Veja que, enquanto os blocos de samba crescem e se multiplicam - este ano Belo vai apimentar ainda mais esse grupo - os afros estão estagnados e/ou se modificando, salvo o Ilê Aiyê e outros menos citados, que se mantém originalmente como foram concebidos em suas comunidades. O Badauê, por exemplo, que estaria completando 30 anos, praticamente desapareceu do cenário apesar do esforço de alguns abnegados que ainda tentam revivê-lo, como está acontecendo em 2009.
O Araketu perdeu suas características originais e, hoje, se assemelha a um bloco de trio como tantos outros do gênero. O Olodum mantém a batida, internacionalizou-se e cresceu com outra concepção do espaço/mundo/África para uma visão mais contemporânea. Nesse mesmo caminho segue o noviço Cortejo Afro. O Malê é um misto quente e vai de japonês a nativo. Os Negões seguram a onda. E o Muzenza tem altos e baixos. Existem outros menos cotados.

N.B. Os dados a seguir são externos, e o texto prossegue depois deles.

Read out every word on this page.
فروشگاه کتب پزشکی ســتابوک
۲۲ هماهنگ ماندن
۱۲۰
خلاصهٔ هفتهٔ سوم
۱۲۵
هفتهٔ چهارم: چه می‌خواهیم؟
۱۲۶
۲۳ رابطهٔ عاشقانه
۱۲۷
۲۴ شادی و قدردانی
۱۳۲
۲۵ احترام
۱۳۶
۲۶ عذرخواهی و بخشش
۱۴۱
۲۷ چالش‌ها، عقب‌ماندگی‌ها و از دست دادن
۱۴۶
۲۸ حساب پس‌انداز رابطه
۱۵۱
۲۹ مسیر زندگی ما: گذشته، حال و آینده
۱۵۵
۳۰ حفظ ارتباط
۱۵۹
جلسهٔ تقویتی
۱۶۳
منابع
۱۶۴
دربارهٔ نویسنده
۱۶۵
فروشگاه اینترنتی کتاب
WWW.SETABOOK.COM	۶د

Os afoxés têm uma história à parte. O Filhos de Gandhy é um caso especial porque tem uma longa história, foi salvo por Gilberto Gil, e hoje, ao completar 60 anos, mantém suas tradições ligadas a alguns preceitos do candomblé, desde a época dos seus fundadores Vavá Madeira, Pedro de Oiá, Jaime Baixinha e outros. Registre-se, ainda, que apesar de algumas combinações internas, é único bloco da cidade que tem eleições diretas pelo voto na urna. Portanto, democraticamente falando, o sol.
Se a Secretaria de Cultura do Estado fosse adotar esse critério (da democracia, do princípio republicano tão citado pelo governo) para conceder a verba do Carnaval Ouro Negro, este ano no valor de R$4.2 milhões para 117 entidades, somente o Gandhy teria direito. Mas, salvem-se todos porque muitos deles precisam desses recursos, especialmente os pequenos grupos, a verba será repartida entre os grandes (alguns dos quais não precisam), os médios e os pequenos. Pratica-se a democracia participativa observando-se alguns critérios estabelecidos pela Secult.
Uma outra questão também inserida nesse movimento do Carnaval está relacionada aos indo-euro-afro-baianos, com matriz predominante afro, e que desfilam nos blocos de trios e agregam os afro-axés e/ou afro-torcida do Bahia, com o Tiete-Vips sendo seu mais visível representante; os afro-axés-irreverentes, com As Muquiranas representando o seu destaque; e os afro-pagodes, este ano com ascensão do Fantasmão.
Ora, esses grupos reúnem muito mais afros-baianos do que os blocos afros. No entanto, pouco se fala deles, salvo quando estouram nas paradas como aconteceu com o Bonde do Maluco, em 2008, e está acontecendo agora com o Fantasmão. E alguém conhece Xando do Harmonia? Pois esse camarada está nas paradas há 10 anos, por aí, pagodando com público predominante afro-baiano. E isso é cultura carnavalesca? Segundo o atual Rei Momo, Gerônimo, autor do hino à cidade "É de Oxum", no Carnaval vale do "rala checa a Vila Lobos". Xando, portanto, é cultura. Pagodarte também. Leo Kret e seu conjunto, idem.
Então, minha gente querida, os chamados blocos afro de origem fazem muita marola, ganham enormes espaços na mídia de "afirmações" e outras coisas mais, mas, o grosso da tropa se concentra nos axés-afro e nos pagodes-afro que não vivem a chorar nem mamam nas tetas do governo. Estão em outra, completamente diferente. Uma reunião dos pagodeiros no Wetn-Wild, recentemente, teve mais gente do que se reunidos todos os públicos de meses dos ensaios do Olodum, Ilê e Malê juntos.
Foram milhares de pessoas, tudo black, pagando seu ingresso, com camiseta, todo mundo arrumadinho, mostrando essa outra face da cidade, do Carnaval e do seu povo. Gente que precisa também ser visualizada. E o pagode, e, mais recentemente, o samba, estão mostrando suas faces no Carnaval de Salvador.